基本、親父からは誕生日おめでとうを含んだありきたりのメッセージが届く。ここ数年、それに長文メッセージで返すことにしている。
無口な親父だから、あまりまともな会話をしたことがない。だからこそ、メッセージでのやり取りはとても貴重なんだ。
歳をとるにつれ、自分の年齢と親父を重ねるようになった。この歳には親父はもう俺を育てていた。それどころか、子供を4人授かっていたのだ。
今の俺が、異国の地で4人の子供に囲まれて生きている姿を想像すると、あの無口な親父の本当の姿が、少し見えてくる気がする。

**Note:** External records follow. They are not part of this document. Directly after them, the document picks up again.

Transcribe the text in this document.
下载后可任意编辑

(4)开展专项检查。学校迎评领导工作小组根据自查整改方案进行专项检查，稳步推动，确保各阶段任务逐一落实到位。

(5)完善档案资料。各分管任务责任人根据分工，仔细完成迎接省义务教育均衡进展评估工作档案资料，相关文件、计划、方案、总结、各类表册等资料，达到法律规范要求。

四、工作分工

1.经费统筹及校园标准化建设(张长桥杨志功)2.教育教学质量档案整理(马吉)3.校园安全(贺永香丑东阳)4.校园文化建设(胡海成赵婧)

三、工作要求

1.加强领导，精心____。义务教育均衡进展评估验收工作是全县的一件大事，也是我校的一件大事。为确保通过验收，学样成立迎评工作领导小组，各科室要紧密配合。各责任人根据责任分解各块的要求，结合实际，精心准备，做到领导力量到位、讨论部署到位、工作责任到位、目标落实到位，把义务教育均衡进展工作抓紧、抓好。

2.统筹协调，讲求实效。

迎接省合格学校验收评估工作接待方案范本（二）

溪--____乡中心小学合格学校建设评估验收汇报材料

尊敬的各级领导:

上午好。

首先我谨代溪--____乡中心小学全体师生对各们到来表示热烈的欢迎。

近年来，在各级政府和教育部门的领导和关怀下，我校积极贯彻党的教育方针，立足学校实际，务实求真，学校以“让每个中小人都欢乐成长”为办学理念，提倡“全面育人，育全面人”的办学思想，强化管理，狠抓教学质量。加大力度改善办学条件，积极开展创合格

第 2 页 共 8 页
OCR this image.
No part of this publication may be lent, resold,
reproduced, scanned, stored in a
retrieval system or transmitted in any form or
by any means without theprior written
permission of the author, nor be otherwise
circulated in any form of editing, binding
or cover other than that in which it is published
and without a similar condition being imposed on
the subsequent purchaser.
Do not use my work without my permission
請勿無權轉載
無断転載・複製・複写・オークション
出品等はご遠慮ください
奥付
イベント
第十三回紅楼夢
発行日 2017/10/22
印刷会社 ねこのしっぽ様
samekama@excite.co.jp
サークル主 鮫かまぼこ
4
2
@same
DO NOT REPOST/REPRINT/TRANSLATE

そんな親父が珍しく、文章を多めに書いたメッセージを送ってきた。その写真に写っていたのは、昔親父が作ってくれた俺への誕生日プレゼントだ。
当時インテリアデザインを専攻していたハシシは、部屋の改造にハマり、家具も自分でデザインしたものを置きたいという願望が強くなり、テレビ棚をデザインし、これを誕生日に作って欲しいと大工の親父に頼んだのだ。
はじめはいやいやだった親父も、母親の後押しもあり、文句を言いながらも引き受けてくれた。
そして、デザインのことだけを考え、実用性の伴っていない絵を忠実に、しっかりと機能するよう色々と工夫を重ね、思い描いていた完璧なものを作ってくれたのだ。

あれから時はたち、今ではアメリカを離れた俺の代わりに、親父が大事に使ってくれているみたいだ。
素敵な誕生日の思い出をありがとう。